Here’s the abstract:

This paper investigates the effect of the age difference between siblings (spacing) on  educational achievement. We use a sample of women from the 1979 NLSY, matched to reading  and math scores for their children from the NLSY79 Children and Young Adults Survey. OLS  results suggest that greater spacing is positively associated with test scores for older siblings, but not for younger siblings.  However, because we are concerned that spacing may be correlated  with unobservable characteristics, we also use an instrumental variables strategy that exploits  variation in spacing driven by miscarriages that occur between two live births.
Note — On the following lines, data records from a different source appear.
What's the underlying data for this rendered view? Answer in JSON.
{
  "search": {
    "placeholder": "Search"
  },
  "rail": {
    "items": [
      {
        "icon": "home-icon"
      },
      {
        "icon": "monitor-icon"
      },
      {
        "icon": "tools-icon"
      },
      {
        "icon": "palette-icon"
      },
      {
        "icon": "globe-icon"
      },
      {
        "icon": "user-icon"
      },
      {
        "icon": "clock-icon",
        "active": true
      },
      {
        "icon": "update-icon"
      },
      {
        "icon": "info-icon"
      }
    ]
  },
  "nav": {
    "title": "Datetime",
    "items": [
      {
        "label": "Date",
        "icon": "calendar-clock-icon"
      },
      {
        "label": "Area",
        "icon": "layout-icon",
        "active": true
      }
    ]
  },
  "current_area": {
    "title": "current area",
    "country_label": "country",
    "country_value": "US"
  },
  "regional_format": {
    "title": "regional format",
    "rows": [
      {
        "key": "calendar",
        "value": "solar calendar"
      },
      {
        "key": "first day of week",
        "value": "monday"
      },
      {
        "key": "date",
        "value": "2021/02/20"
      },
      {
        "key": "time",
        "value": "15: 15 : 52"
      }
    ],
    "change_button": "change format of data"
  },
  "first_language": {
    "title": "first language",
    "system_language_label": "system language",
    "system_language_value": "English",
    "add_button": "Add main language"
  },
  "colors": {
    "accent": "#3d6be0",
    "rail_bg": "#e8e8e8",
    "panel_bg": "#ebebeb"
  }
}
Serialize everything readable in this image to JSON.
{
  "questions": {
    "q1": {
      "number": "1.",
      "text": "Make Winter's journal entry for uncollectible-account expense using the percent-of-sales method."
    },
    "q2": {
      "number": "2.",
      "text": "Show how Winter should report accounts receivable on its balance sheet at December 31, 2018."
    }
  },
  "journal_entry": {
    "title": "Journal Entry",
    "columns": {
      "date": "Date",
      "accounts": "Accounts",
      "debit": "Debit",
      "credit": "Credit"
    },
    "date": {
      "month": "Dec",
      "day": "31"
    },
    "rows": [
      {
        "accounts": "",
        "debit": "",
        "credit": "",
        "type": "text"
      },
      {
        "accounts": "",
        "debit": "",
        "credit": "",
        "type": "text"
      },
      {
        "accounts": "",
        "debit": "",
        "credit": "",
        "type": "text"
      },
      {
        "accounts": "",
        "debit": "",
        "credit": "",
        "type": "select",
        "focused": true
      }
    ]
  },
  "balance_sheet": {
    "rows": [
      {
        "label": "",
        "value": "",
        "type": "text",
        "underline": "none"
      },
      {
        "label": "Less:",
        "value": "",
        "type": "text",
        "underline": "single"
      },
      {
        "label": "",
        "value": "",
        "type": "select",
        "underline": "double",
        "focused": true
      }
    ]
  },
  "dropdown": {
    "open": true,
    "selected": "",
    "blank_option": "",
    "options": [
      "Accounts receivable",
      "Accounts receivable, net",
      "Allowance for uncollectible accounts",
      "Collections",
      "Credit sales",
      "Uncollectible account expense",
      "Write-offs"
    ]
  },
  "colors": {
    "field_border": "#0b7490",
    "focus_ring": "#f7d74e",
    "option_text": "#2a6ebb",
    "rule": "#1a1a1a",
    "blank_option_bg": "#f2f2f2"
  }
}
The IV results  indicate that a one-year increase in spacing increases test scores for older siblings by about 0.17  standard deviations—an effect comparable to estimates of the effect of birth order.  Especially close spacing (less than two years) decreases scores by 0.65 SD.  These results are larger than the OLS estimates, suggesting that estimates that fail to account for the endogeneity of spacing may understate its benefits.  For younger siblings, there appears to be no causal impact of spacing on test scores.

The paper fills in one of the few remaining gaps in the large body of economic research that’s been done on family structure and children’s outcomes. We already know that children from larger families generally have lower educational attainment and IQ scores, worse employment outcomes, and are more likely to engage in risky behavior. But birth spacing has received less attention.

The authors sampled a nationally representative panel of 12,686 young people ages 14 to 22 in 1979 and their children, and used  the Peabody Individual Achievement Tests for math and reading to measure performance. The largest effect they observed suggested that a one-year increase in spacing improves reading scores for older children by 0.17 SD—which would be three times the effect of increasing annual family income by $1,000.